Rzeczpospolita
opublikowała dziś obszerny
wywiad z Jarosławem Kaczyńskim
, w którym prezes PiS mówi m.in. o działaniach Unii Europejskiej i zapowiada kolejne zmiany w sądownictwie. Tłumaczy że
choć "lubi Julię Przyłębską", nie ma żadnego wpływu na Trybunał Konstytucyjny
. Wyjaśnia też, dlaczego
nie zaskoczył go wyrok TK w sprawie aborcji
.
- Na tyle znam Konstytucję, że wiedziałem iż w jej ramach innego wyroku być nie może, nawet jeśli będzie społecznie nieakceptowalny. Natomiast jaki konkretnie będzie, czy będzie ze złagodzeniem - tego nie wiedziałem. Tak jak nie wiem, kiedy i jakie będzie uzasadnienie - mówi.
Odnosi się też do
protestów Strajku Kobiet.
W opinii Kaczyńskiego były one "nie tylko nielegalne, ale w sposób jak najbardziej bezpośredni skrajnie szkodliwe".
- Bez wątpienia
prowadziły do wielu zachorowań
, których bez nich by nie było, a co za tym idzie, także do przypadków śmiertelnych.

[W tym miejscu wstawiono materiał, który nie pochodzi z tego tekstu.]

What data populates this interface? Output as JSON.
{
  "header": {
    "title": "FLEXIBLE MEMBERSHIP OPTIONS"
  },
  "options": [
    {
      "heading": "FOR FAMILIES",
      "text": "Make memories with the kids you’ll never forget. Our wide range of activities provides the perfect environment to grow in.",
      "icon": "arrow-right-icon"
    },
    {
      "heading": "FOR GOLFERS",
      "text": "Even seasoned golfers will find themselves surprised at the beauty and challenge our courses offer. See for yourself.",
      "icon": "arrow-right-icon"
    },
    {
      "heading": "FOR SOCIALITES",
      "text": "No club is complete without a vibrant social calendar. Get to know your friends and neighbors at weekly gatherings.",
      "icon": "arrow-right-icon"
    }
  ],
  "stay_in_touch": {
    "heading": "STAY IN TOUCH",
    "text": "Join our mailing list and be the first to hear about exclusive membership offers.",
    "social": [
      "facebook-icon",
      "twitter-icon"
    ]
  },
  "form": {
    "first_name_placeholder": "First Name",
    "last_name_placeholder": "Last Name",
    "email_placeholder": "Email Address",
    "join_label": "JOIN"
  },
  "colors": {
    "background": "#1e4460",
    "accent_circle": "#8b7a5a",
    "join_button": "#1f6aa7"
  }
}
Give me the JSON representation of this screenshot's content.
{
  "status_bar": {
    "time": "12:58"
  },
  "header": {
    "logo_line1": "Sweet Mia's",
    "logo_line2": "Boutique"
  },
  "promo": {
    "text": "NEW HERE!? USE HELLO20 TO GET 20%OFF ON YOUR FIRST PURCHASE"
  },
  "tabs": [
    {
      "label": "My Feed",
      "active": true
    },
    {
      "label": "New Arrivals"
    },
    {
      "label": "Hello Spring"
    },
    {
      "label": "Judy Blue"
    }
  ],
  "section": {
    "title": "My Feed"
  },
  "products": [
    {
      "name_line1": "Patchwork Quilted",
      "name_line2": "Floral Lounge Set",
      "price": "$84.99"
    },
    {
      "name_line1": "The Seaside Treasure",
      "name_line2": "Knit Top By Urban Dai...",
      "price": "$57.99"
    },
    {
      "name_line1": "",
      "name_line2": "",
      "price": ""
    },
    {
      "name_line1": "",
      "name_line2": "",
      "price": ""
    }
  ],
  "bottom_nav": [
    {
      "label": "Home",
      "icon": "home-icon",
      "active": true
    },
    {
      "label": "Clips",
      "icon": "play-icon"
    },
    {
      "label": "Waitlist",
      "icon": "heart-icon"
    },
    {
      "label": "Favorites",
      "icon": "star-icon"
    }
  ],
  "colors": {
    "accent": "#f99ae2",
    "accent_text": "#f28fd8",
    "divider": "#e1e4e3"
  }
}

- Podczas wystąpień doszło do
ogromnego nasilenia agresji werbalnej wobec policji
. Kiedyś Donald Tusk - gdy była mowa o sprawie związanej z nagraniami z Sowy - powiedział, że ten scenariusz był może pisany obcym alfabetem i chodziło mu niewątpliwie o cyrylicę. Sądzę, że jeśli ludzie atakują pomnik ofiar katastrofy smoleńskiej, gdzie jest 96 nazwisk osób z najróżniejszych kierunków politycznych lub pomnik mojego świętej pamięci brata, to
nie obawiałbym się powiedzieć, że jest to pisane cyrylicą
.
Na uwagę, że ostatnie demonstracje były spokojne, Kaczyński odpowiada:
- Może widział pan inne demonstracje.
One zmierzały pod mój dom i te bardzo brzydkie słowa było słychać nieustannie, bywało że pod moim adresem, ale też tak, można rzec, ogólnie
. Nie chodzi więc o mnie, tylko o to, że
te demonstracje są straszliwą szkodą dla Polski, złamały pewne reguły kulturowe
i gdyby spojrzeć na to, czego by chcieli wrogowie Polski, to właśnie tego rodzaju degradacji.
Kaczyński zdradza też swoje polityczne plany.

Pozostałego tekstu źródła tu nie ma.